Chapter 5: Checkpoints and Recovery
April 13, 2026 · View on GitHub
Welcome to Chapter 5: Checkpoints and Recovery. In this part of Roo Code Tutorial: Run an AI Dev Team in Your Editor, you will build an intuitive mental model first, then move into concrete implementation details and practical production tradeoffs.
Checkpoints are essential for safe experimentation. This chapter explains when to checkpoint, how to compare states, and how to recover cleanly.
Why Checkpoints Matter
Agentic workflows increase iteration speed. Without snapshot discipline, rollback cost rises sharply when output quality drops.
Checkpoints let you:
- test alternative fixes quickly
- compare patch strategies
- recover without manual cleanup
Checkpoint Lifecycle
flowchart TD
A[Create Checkpoint] --> B[Apply Candidate Patch]
B --> C[Run Validation]
C --> D{Pass?}
D -- Yes --> E[Promote and Continue]
D -- No --> F[Compare with Checkpoint]
F --> G[Restore and Try Alternate Path]
When to Checkpoint
| Scenario | Why It Is Required |
|---|---|
| multi-file refactor | rollback blast radius is high |
| dependency updates | hidden compatibility risks |
| config/security changes | potential environment-wide impact |
| uncertain root cause | likely need for competing fix paths |
Recovery Rules
- annotate checkpoint intent
- run validation after every restore
- keep winning and rejected strategy notes
- avoid chaining too many unlabelled checkpoints
Compare Strategy
When comparing checkpoint vs current state, inspect:
- changed file count
- high-risk file involvement
- validation command outcomes
- complexity/readability differences
Choose the path with better evidence, not just fewer lines changed.
Team Workflow Pattern
For collaborative usage:
- checkpoint before risky branch of work
- share short rationale in task summary
- commit only after post-restore validation pass
- archive key decision notes for later incidents
Common Pitfalls
- checkpointing too late (after risky edits)

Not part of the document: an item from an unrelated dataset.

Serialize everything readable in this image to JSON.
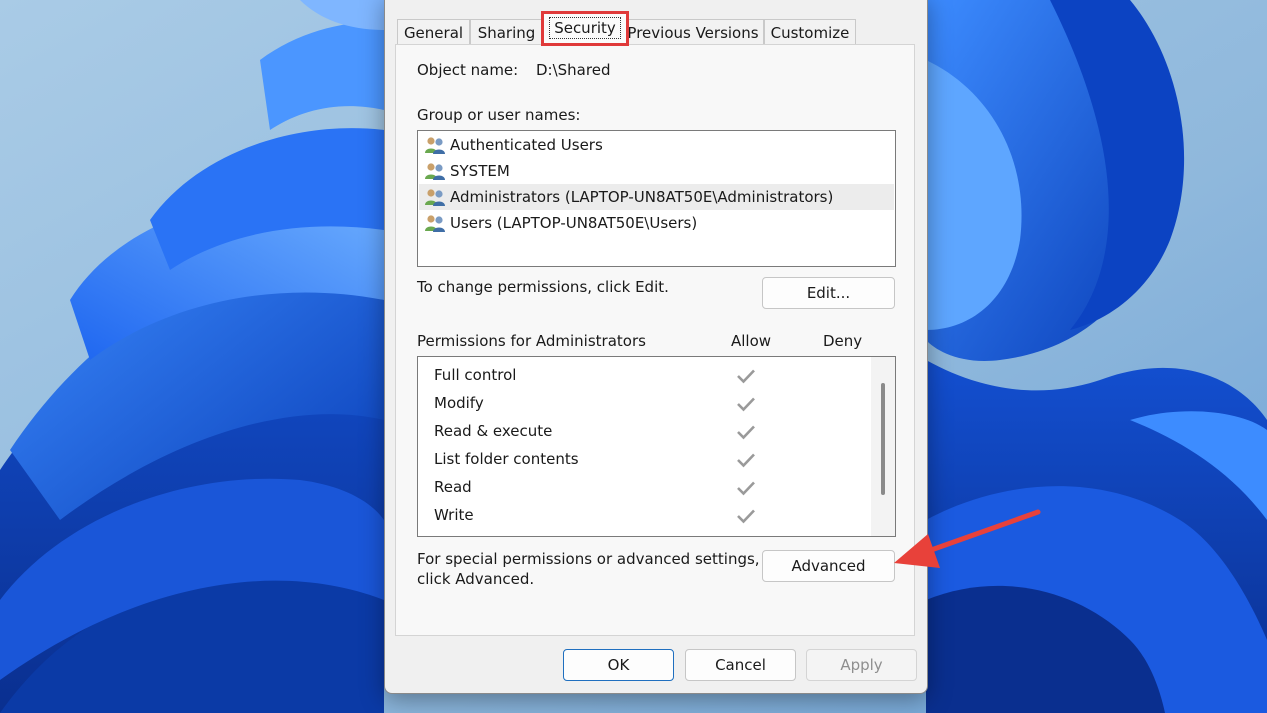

- restoring without revalidation
- no explanation of why restore occurred
- treating restore as failure instead of control mechanism
Chapter Summary
You now have a checkpoint-driven reliability model:
- proactive snapshot timing
- evidence-based compare/restore decisions
- cleaner recovery during high-velocity iteration
Next: Chapter 6: MCP and Tool Extensions
Source Code Walkthrough
Use the following upstream sources to verify checkpoint and recovery implementation details while reading this chapter:
src/integrations/checkpoints/— contains the checkpoint manager that captures task state snapshots using shadow git commits, enabling diff comparison and rollback between task steps.src/core/task/index.ts— integrates with the checkpoint system to record state before destructive operations and expose restore/compare actions to the user.
Suggested trace strategy:
- trace checkpoint creation calls in
src/integrations/checkpoints/to understand how shadow commits are structured - review
src/core/task/index.tsfor the task lifecycle points where checkpoints are triggered - check
src/shared/WebviewMessage.tsfor the message types that drive checkpoint UI interactions (restore, compare)
How These Components Connect
flowchart LR
A[Task step begins] --> B[Checkpoint captured in checkpoints/]
B --> C[Files modified]
C --> D[User can compare or restore via task/index.ts]